La única forma de lograr un mejor futuro para nuestro país es recuperando nuestra capacidad de alcanzar acuerdos transversales en muchos ámbitos”

Y Gabriel Boric anda diciendo casi lo  mismo: “EL país lo hacemos todos y todas…” y bla, bla, bla

Pues los consensos siempre han  sido un desastre. Lo que se debe sostener es que  las minorías tienen que someterse a las mayorías y aceptar vivir en el país de las mayorías. Eso  a veces se ha llamado  Dictadura del  Proletariado, pero es una mala traducción del alemán. Pues sólo quiere decir un país en que  manda la mayoría, es decir el pueblo, no los capitalistas o burgueses que son la minoría.  Y eso no es tan malo, para nada. Porque si la educación  pública es gratuita,  todo el mundo va a tener la educación mínima y los niños un poco más pobres podrán jugar con los niños un poco más ricos, sin pelear. Y los burgueses, que los habrá  porque no vamos a eliminar a nadie, podrán vivir en buenas casas en cualquier barrio, van a tener  5  o más dormitorios y cuatro baños.  Y los trabajadores de una fábrica vivirán en el mismo barrio en una casa de dos dormitorios y un baño, pero en todas habrá luz barata, agua potable y calefacción gratis. ¿Es eso tan malo?  Pues no, porque hasta puede ser al revés la situación  si al obrero  le dio la gana de trabajar horas extras para vivir en la casa grande  y al patrón sólo le interesó  la casa más chica porque da menos trabajo.

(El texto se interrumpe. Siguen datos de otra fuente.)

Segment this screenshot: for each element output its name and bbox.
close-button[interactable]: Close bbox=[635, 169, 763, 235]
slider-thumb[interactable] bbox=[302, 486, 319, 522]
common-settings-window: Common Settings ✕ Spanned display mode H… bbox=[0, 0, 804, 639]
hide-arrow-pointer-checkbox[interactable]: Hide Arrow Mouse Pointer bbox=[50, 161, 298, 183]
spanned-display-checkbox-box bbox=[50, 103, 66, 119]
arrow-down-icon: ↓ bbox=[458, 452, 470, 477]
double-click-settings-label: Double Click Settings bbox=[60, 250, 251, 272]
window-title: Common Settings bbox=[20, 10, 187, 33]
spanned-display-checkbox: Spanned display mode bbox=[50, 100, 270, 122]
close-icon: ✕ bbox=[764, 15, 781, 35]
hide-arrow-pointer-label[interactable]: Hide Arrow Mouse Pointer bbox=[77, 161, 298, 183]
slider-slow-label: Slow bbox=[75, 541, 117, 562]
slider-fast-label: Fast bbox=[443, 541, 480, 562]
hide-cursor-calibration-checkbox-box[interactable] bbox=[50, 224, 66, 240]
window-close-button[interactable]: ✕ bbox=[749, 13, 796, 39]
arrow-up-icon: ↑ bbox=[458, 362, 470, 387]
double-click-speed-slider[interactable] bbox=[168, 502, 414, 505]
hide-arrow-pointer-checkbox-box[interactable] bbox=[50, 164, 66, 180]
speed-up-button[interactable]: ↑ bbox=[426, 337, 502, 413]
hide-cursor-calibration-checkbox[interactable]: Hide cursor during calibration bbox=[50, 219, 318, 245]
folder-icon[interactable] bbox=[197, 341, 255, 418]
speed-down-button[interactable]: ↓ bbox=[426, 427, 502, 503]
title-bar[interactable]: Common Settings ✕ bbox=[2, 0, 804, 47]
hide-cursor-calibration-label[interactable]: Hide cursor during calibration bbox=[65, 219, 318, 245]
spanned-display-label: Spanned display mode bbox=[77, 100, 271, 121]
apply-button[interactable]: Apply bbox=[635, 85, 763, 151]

¿Y con qué plata se va a hacer todo eso? preguntarán ustedes. Pues básicamente con la plata del cobre que es muchísima, con la plata del litio como lo están haciendo en Bolivia  y con otras  industrias y empresas públicas. Ni siquiera habrá que expropiar el cobre, se pueden anular las concesiones porque  son inconstitucionales, incluso con la Constitución de la dictadura  y por otras razones que no puedo explicar ahora para no  alargarme.

Con todo esto lo único que quiero decir es que no todos somos iguales  y nunca lo seremos, pero que jamás habrá las grandes e irritantes diferencias que hay ahora. Seremos un poco iguales,  a nadie se le privará de lo esencial para vivir y todos viviremos bien, quizá no MUY  bien  pero tampoco  MUY  mal,  pero lo suficientemente bien y cada vez mejor porque el país irá prosperando y la prosperidad se repartirá entre todos.

Entonces sí podremos hacer una Constitución para todos, con representantes elegidos por el pueblo, que es el constituyente originario, como nos enseñó el querido compañero Gustavo Ruz.

Y repito como siempre: Vamos, que  sí se puede o más bien SÍ SE PODRÁ.